At the time of this writing a wide range of software tools are available to extract and analyze descriptive statistical information from log files, and a number of online statistics suppliers offer professional guidance in collecting and presenting log data. It must, however, be recognized that the quality and precision of statistics for web-based electronic collections will vary in a number of areas:

    Many paid for electronic collections must be accessed on remote (supplier) servers. Although an increasing number of suppliers nowadays present use statistics of electronic resources in accordance with a variety of guidelines (including ICOLC and others), libraries are dependent on suppliers for the completeness and quality of the data made available to them, and results are difficult to compare. Most Internet providers use proxy servers, and users can activate local cache files in their browsers to store copies of documents that have previously been accessed. In a proxy server environment repeat requests for a document are supported within caches/proxies instead of through the document server, thereby shortening the time of transmission. As these requests will not reach the document server, no statistical entry will be recorded in the log file, and the number of requests counted will underestimate the amount of real use. Individual browser cache settings can add more complication, however, because some professional web analysis tools (many of them developed to measure web advertising) can induce computers to ignore the stored copy and instead newly request the document. Not all requests of a page can be regarded as use: search engines will usually request websites for indexing purposes, and library website administrators will access their pages as most of them are subject to frequent maintenance. The number of requests counted will therefore overestimate the amount of real use. These entries can be removed if the requesting IP address is being recorded in the file. If no automatic filtering is available, the total count must be diminished manually by these page requests.

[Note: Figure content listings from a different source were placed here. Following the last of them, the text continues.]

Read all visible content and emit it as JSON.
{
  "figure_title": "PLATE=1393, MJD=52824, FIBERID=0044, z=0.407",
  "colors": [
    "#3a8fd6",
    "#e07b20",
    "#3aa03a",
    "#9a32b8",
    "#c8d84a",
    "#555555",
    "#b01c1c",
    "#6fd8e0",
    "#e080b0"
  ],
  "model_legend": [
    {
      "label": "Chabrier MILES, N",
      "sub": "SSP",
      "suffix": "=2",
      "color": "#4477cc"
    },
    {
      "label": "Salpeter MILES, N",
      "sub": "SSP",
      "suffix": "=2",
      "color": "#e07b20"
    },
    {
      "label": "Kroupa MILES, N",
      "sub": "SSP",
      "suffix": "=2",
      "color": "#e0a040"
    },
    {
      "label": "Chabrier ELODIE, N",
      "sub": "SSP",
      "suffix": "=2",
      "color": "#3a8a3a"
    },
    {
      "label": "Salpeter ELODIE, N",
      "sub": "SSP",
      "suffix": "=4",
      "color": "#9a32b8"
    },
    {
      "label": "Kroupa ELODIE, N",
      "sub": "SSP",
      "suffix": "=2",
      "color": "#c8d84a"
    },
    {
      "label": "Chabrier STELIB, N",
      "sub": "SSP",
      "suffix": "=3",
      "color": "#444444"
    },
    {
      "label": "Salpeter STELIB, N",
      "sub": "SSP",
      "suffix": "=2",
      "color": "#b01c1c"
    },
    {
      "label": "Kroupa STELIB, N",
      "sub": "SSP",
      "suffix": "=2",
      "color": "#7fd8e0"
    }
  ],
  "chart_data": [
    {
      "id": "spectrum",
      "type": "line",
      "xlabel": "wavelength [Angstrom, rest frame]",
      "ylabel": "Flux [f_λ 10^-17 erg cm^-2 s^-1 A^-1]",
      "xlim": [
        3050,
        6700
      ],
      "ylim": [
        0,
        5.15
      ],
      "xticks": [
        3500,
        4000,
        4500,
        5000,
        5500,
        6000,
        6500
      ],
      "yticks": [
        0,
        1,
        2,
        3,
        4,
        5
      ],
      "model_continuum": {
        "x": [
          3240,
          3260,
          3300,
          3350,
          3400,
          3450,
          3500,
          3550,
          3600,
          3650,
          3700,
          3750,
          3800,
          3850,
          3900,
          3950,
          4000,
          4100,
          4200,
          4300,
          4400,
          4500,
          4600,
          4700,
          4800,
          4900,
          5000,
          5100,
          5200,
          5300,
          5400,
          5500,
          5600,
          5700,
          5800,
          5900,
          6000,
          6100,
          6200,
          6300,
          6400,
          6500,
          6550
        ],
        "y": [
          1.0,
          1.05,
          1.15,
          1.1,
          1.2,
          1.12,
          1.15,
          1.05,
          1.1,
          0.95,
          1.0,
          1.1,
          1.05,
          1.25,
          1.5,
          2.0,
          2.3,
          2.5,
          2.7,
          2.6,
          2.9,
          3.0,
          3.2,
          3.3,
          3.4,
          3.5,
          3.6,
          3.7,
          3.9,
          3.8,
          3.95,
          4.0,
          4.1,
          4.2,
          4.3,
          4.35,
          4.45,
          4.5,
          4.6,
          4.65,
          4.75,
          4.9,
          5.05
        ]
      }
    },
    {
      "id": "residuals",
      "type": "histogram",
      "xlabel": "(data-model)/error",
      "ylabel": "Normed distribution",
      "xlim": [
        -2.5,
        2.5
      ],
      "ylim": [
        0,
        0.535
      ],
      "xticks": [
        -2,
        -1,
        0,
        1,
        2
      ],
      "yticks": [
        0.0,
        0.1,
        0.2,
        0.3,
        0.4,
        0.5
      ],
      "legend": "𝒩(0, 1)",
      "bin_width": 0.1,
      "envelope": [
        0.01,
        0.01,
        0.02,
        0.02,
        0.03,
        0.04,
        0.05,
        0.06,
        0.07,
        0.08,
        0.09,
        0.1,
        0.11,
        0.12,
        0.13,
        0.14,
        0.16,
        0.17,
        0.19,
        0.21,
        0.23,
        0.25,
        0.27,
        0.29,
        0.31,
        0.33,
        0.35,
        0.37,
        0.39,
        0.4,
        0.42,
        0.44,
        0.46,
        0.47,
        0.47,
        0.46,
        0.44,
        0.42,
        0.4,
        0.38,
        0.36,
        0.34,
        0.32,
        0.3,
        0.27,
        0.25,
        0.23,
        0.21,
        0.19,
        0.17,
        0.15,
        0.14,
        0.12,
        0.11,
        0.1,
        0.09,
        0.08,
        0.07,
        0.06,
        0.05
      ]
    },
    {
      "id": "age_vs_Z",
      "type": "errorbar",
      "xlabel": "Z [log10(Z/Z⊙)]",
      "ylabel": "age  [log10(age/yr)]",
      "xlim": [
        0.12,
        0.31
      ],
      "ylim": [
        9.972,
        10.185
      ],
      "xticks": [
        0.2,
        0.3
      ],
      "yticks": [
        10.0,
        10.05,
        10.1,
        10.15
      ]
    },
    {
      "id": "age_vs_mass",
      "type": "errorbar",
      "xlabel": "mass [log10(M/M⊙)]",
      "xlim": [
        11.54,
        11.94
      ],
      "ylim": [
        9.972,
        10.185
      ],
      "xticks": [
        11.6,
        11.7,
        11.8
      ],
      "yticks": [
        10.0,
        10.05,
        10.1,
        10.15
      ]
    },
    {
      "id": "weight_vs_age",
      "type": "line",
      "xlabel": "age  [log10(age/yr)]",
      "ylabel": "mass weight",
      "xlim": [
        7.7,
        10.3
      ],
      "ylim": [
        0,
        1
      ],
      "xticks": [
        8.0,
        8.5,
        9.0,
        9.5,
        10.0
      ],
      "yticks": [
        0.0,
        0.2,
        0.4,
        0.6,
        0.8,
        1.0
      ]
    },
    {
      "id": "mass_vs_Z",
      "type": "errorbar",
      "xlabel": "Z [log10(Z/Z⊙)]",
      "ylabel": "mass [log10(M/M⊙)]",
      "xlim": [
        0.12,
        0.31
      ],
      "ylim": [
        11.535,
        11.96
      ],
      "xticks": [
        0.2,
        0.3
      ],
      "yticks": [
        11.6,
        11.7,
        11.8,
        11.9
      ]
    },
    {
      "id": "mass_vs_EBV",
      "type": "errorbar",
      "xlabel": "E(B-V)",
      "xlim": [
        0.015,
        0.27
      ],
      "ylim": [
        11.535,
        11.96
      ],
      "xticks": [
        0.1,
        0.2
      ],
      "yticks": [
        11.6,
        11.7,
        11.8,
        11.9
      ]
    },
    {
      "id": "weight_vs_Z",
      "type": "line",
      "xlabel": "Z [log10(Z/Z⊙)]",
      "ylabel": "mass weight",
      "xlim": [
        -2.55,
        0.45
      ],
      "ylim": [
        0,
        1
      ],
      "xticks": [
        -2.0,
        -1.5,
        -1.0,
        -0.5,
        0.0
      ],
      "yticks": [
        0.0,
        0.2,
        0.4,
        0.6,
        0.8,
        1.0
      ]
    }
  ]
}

B.4. Use of Electronic Services

In the last few years, various libraries and institutions have tested datasets that could be used to assess the amount and the different ways of use of some or all electronic library services. Testing is still in progress and reports show that data derived from vendor systems, automated library systems, or library servers may differ considerably. A few measures have been developed that the participating libraries deem most useful and that may turn out to be reliable when based on the same definitions and the same methods of data collection.